We made a decision not to have a television or access to TV in our house. It was mainly because we wanted to allow the kids to play instead of watch, to act themselves instead of watching someone else acting. This decision has had some unusual repercussions.
Firstly, we had no idea that when it came down to it, our kids would not be able to handle adverts. Those mildly annoying breaks in programming that everyone learns to sit through with patience so that they can get to the real business of watching the programme they actually want to watch. While we have shown the kids the odd DVD, and movie, they were obviously totally unprepared for something that could interrupt their viewing pleasure at the drop of a hat, and with little or no warning, and be totally unrelated to what was happening before. When we allowed them to see a movie on television the first time, the ad breaks almost led to tears of frustration and irritation, and repeated calls of "Mama, the DVD is broken again!"

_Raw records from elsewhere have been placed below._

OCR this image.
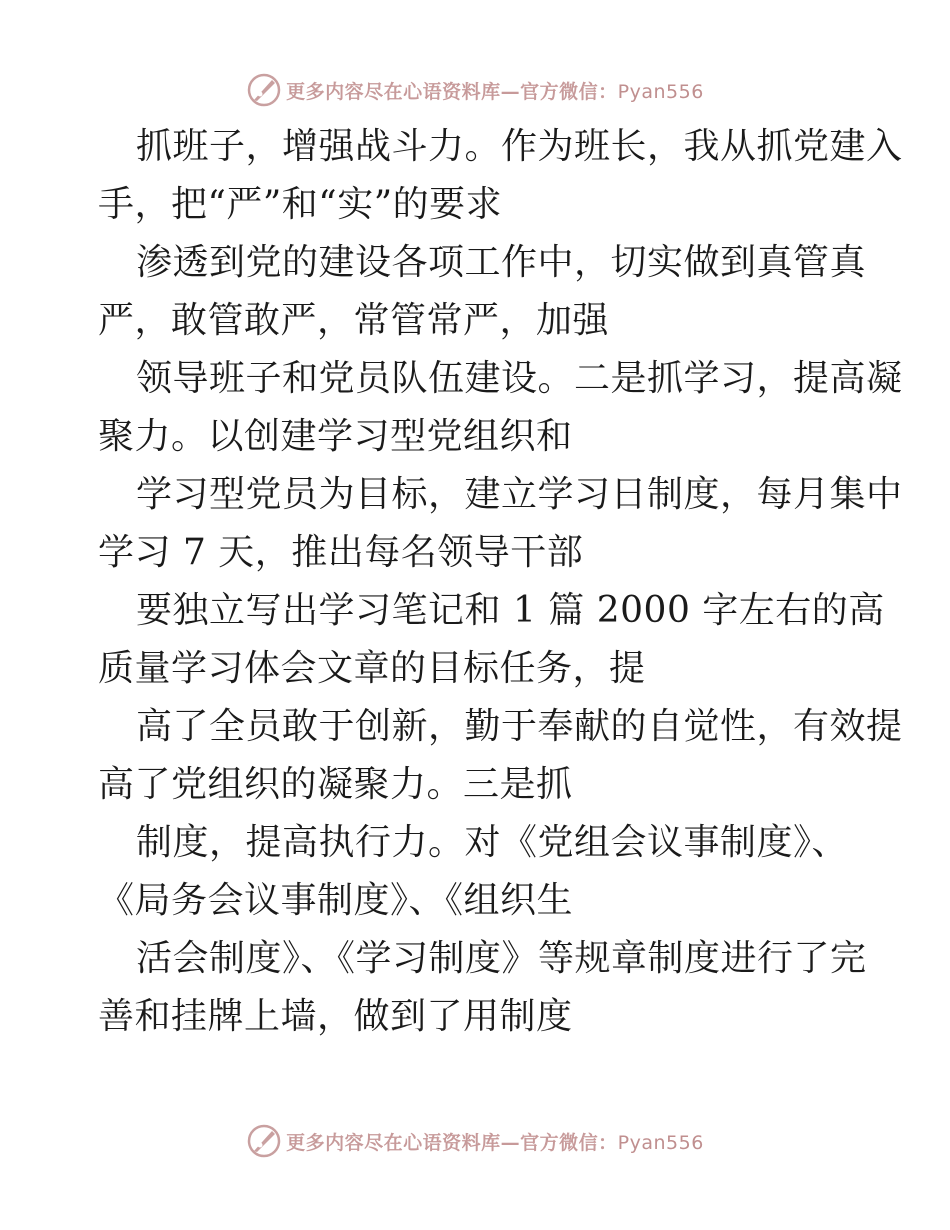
更多内容尽在心语资料库—官方微信：Pyan556
抓班子，增强战斗力。作为班长，我从抓党建入
手，把“严”和“实”的要求
渗透到党的建设各项工作中，切实做到真管真
严，敢管敢严，常管常严，加强
领导班子和党员队伍建设。二是抓学习，提高凝
聚力。以创建学习型党组织和
学习型党员为目标，建立学习日制度，每月集中
学习 7 天，推出每名领导干部
要独立写出学习笔记和 1 篇 2000 字左右的高
质量学习体会文章的目标任务，提
高了全员敢于创新，勤于奉献的自觉性，有效提
高了党组织的凝聚力。三是抓
制度，提高执行力。对《党组会议事制度》、
《局务会议事制度》、《组织生
活会制度》、《学习制度》等规章制度进行了完
善和挂牌上墙，做到了用制度
更多内容尽在心语资料库—官方微信：Pyan556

Another outcome that was totally unforeseen took us by surprise the other day. The boys came home from kindy looking very subdued and visibly upset. I of course asked what the problem was. "Liz (head teacher) said some very bad things to Tanya (other kindy teacher)" said Sam. He was crying by this time, and I was alarmed. I could only conjecture what the teachers might have been saying to each other in front of the children, because he refused to say any more, and would not let me know what had been said at all. I approached the teachers concerned with trepidation, not wanting to overstep my place, but because the kids were so unhappy. Turns out that there was an innocent explanation. Apparently, some of the children in the kindy had been mean to the others, and had said a few things that the teachers thought needed to be addressed. In order to do this, the teachers put on an Oscar-winning performance at mat time to show the children what it feels like when opne child calls another names or says that they don't want to play with them. All the children took it in their stride, apart from my two. Not having ever been exposed to actual people acting before, like on TV, as opposed to cartoon characters, they were unaware of the fact that people can act, and say and do things that are not real. Even though I explained it very carefully to them, they were not convinced. Sam kept on stubbornly repeating "I don't believe she was acting."
It took an intervention on the part of the teachers to finally get him to believe it, and also they had to stage another skit that showed the children how Liz and Tanya were making up, hugging each other and saying they were sorry.
So, pros and cons - is that not just like life? It can't just be clear-cut, can it?